Finalement, la grosseur des vaisseaux sanguins dans certaines circonstances peut être une problématique qui amène certaines unités médicales, comme la pédiatrie et l’oncologie, à utiliser des aiguilles de plus petit diamètre (25 G et 27G). Nos données démontrent qu’une gauge plus élevée (aiguille plus petite) allonge considérablement le temps de remplissage des tubes et, par conséquent, augmente le risque de recevoir des prélèvements sanguins en quantité insuffisante si le personnel qui prélève n’augmente pas le temps dédié au remplissage. En fait, bien souvent, les gens n’observent pas visuellement le niveau de remplissage mais accordent plutôt un temps arbitraire plus ou moins variable au remplissage de chaque tube. Par surcroît, utiliser un tube de plus petit format (ex. 2 mL au lieu de 6 mL) ne permet pas d’obtenir un % de remplissage adéquat plus rapidement. Nous suggérons alors de respecter le temps minimal recommandé (Tableau 4) ou idéalement d’attendre l’arrêt du remplissage (épuisement du vide). L’utilisation d’aiguille de type « thin wall » serait également une alternative intéressante. Ces aiguilles ont un diamètre extérieur équivalent aux aiguilles de format régulier mais un diamètre intérieur plus grand, ce qui facilite l’écoulement du sang dans le tube et réduit le temps de prélèvement. Le diamètre intérieur d’une aiguille 25G de type « thin wall » serait équivalent à celle d’une aiguille 24G4 ce qui pourrait permettre de prélever cette clientèle plus vulnérable dans un délai plus raisonnable.

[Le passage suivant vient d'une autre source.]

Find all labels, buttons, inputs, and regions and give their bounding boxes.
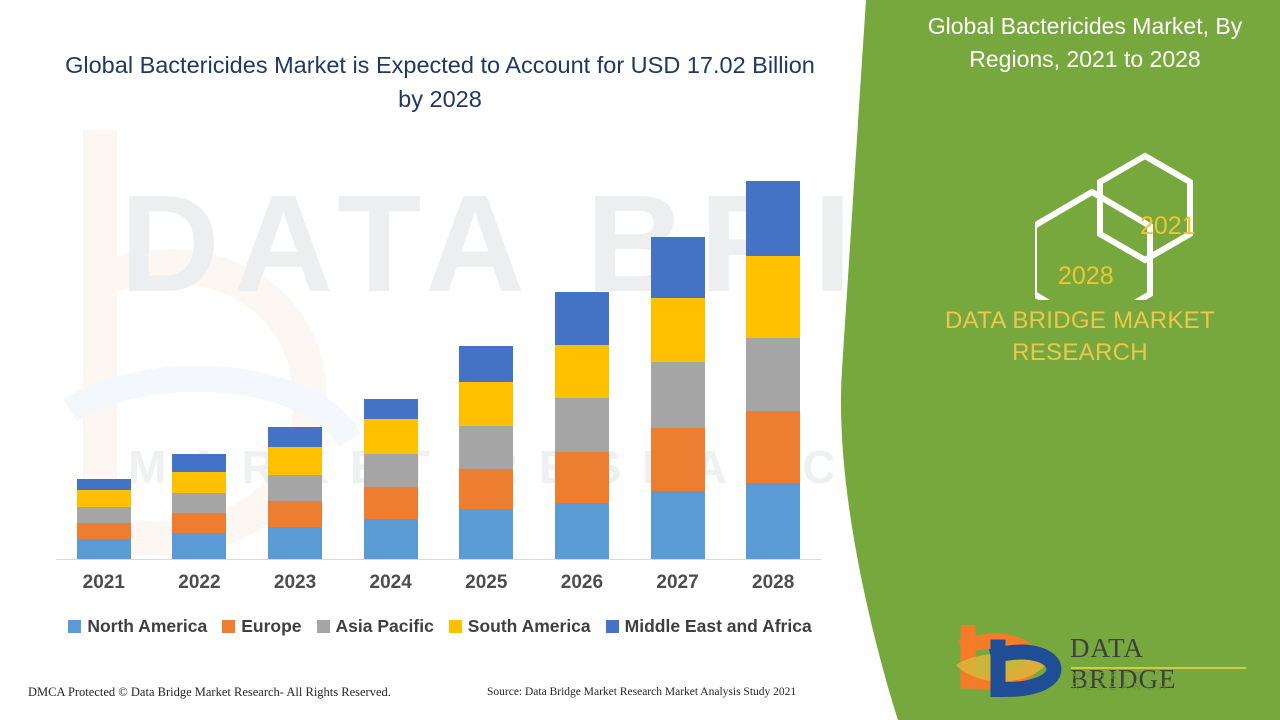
bar-segment[interactable] [172,472,226,493]
stacked-bar[interactable] [651,237,705,559]
stacked-bar[interactable] [172,454,226,559]
bar-segment[interactable] [746,181,800,256]
stacked-bar[interactable] [746,181,800,559]
panel-title: Global Bactericides Market, By Regions, … [900,10,1270,77]
bar-segment[interactable] [459,426,513,469]
bar-slot [725,150,821,559]
bar-segment[interactable] [651,491,705,559]
bar-segment[interactable] [364,519,418,559]
footer-source: Source: Data Bridge Market Research Mark… [487,686,796,698]
bar-slot [56,150,152,559]
legend-item[interactable]: Asia Pacific [317,616,434,637]
bar-segment[interactable] [459,469,513,509]
brand-name: DATA BRIDGE MARKET RESEARCH [890,305,1270,370]
bar-segment[interactable] [746,338,800,411]
x-axis-tick-label: 2026 [534,572,630,594]
bar-segment[interactable] [77,523,131,539]
legend-item[interactable]: North America [68,616,207,637]
stacked-bar[interactable] [459,346,513,559]
bar-segment[interactable] [555,503,609,559]
x-axis-tick-label: 2023 [247,572,343,594]
hexagon-year-2028: 2028 [1058,262,1114,291]
bar-segment[interactable] [651,298,705,362]
bar-group [56,150,821,559]
chart-legend: North AmericaEuropeAsia PacificSouth Ame… [50,616,830,637]
stacked-bar[interactable] [364,399,418,559]
hexagon-year-2021: 2021 [1140,212,1196,241]
bar-segment[interactable] [172,513,226,533]
footer-copyright: DMCA Protected © Data Bridge Market Rese… [28,685,391,700]
bar-segment[interactable] [172,493,226,513]
bar-segment[interactable] [172,533,226,559]
legend-item[interactable]: South America [449,616,591,637]
stacked-bar[interactable] [268,427,322,559]
legend-swatch-icon [222,620,235,633]
bar-slot [247,150,343,559]
legend-item[interactable]: Middle East and Africa [606,616,812,637]
bar-segment[interactable] [364,487,418,519]
infographic-root: DATA BRIDGE MARKET RESEARCH Global Bacte… [0,0,1280,720]
bar-segment[interactable] [268,427,322,447]
legend-swatch-icon [68,620,81,633]
x-axis-labels: 20212022202320242025202620272028 [56,572,821,594]
x-axis-tick-label: 2025 [439,572,535,594]
bar-segment[interactable] [555,345,609,398]
bar-segment[interactable] [77,490,131,507]
hexagon-group: 2021 2028 [1035,140,1255,300]
stacked-bar[interactable] [77,479,131,559]
chart-title: Global Bactericides Market is Expected t… [60,48,820,116]
x-axis-tick-label: 2021 [56,572,152,594]
bar-segment[interactable] [459,382,513,426]
x-axis-tick-label: 2028 [725,572,821,594]
stacked-bar[interactable] [555,292,609,559]
legend-label: Middle East and Africa [625,616,812,637]
bar-segment[interactable] [268,501,322,527]
bar-segment[interactable] [172,454,226,472]
bar-segment[interactable] [268,527,322,559]
bar-segment[interactable] [364,419,418,454]
logo-divider [1071,667,1246,669]
bar-segment[interactable] [555,292,609,345]
legend-item[interactable]: Europe [222,616,301,637]
bar-segment[interactable] [651,237,705,298]
bar-slot [343,150,439,559]
x-axis-tick-label: 2022 [152,572,248,594]
bar-segment[interactable] [77,507,131,523]
legend-swatch-icon [317,620,330,633]
bar-segment[interactable] [459,509,513,559]
bar-segment[interactable] [555,452,609,503]
legend-label: Asia Pacific [336,616,434,637]
bar-segment[interactable] [77,539,131,559]
company-logo: DATA BRIDGE MARKET RESEARCH [950,625,1250,697]
bar-segment[interactable] [651,362,705,428]
bar-segment[interactable] [364,454,418,487]
x-axis-tick-label: 2024 [343,572,439,594]
right-green-panel: Global Bactericides Market, By Regions, … [820,0,1280,720]
legend-label: Europe [241,616,301,637]
bar-segment[interactable] [364,399,418,419]
legend-label: North America [87,616,207,637]
bar-segment[interactable] [746,483,800,559]
bar-segment[interactable] [459,346,513,382]
x-axis-line [56,559,821,560]
green-panel-content: Global Bactericides Market, By Regions, … [880,0,1280,720]
logo-tagline: MARKET RESEARCH [1072,671,1250,693]
bar-segment[interactable] [746,411,800,483]
bar-segment[interactable] [77,479,131,490]
bar-slot [534,150,630,559]
bar-slot [439,150,535,559]
chart-plot-area [56,150,826,560]
bar-segment[interactable] [268,447,322,475]
bar-segment[interactable] [746,256,800,338]
bar-segment[interactable] [651,428,705,491]
bar-segment[interactable] [268,475,322,501]
x-axis-tick-label: 2027 [630,572,726,594]
bar-segment[interactable] [555,398,609,452]
legend-swatch-icon [449,620,462,633]
legend-swatch-icon [606,620,619,633]
bar-slot [152,150,248,559]
legend-label: South America [468,616,591,637]
bar-slot [630,150,726,559]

Il faut noter que cette étude visait à mieux comprendre la relation complexe entre le taux de vide des différents formats de tubes, l’écoulement d’un liquide selon le diamètre interne des aiguilles et la distribution d’un liquide dans les différents volumes de tube pour en tirer des conclusions objectives. Évidemment, lors d’un prélèvement sanguin sur une personne, la pression sanguine et la composition du sang entrent en jeu mais n’effacera pas les principaux facteurs contributifs à la
cinétique des prélèvements qui sont le diamètre de l’aiguille et le taux de vide des tubes. En fait, l’écoulement du sang dans un tube est un cas complexe3 (comportement qui n’est pas typique d’un fluide newtonien) et il était nécessaire de débuter l’étude avec un liquide simple avant d’entreprendre ultérieurement des tests avec du sang. Dans ce cas, l’étude nécessiterait de contrôler l’hématocrite, la longueur des aiguilles, la température, la pression, etc… En l’occurrence, le sang étant un fluide non newtonien, sa viscosité va changer selon le diamètre de l’aiguille. En fait, lorsque le diamètre interne de l’aiguille va approcher 0,3 mm (25G; 0,232 mm), les globules rouges vont s’orienter axialement et voyager plus rapidement que le plasma qui lui se retrouve près des parois. Cet effet complexe sur l’écoulement dans les tubes serait très intéressant à étudier et à comparer aux résultats présentés ici.
En conclusion, le remplissage du tube est un paramètre préanalytique pouvant affecter cliniquement le résultat et ainsi porter préjudice aux patients. La standardisation des prélèvements implique donc de sensibiliser les préleveurs des unités médicales plus impactées et d’intégrer les bonnes pratiques de prélèvement dans les procédures transmises au personnel. En terminant, une meilleure compréhension de la cinétique de remplissage permet de faire des choix plus éclairés au plan des formats de tubes à privilégier et aussi des critères de volumes acceptables et réalistes à implanter au laboratoire. Un bon duo aiguille/tube est à privilégier.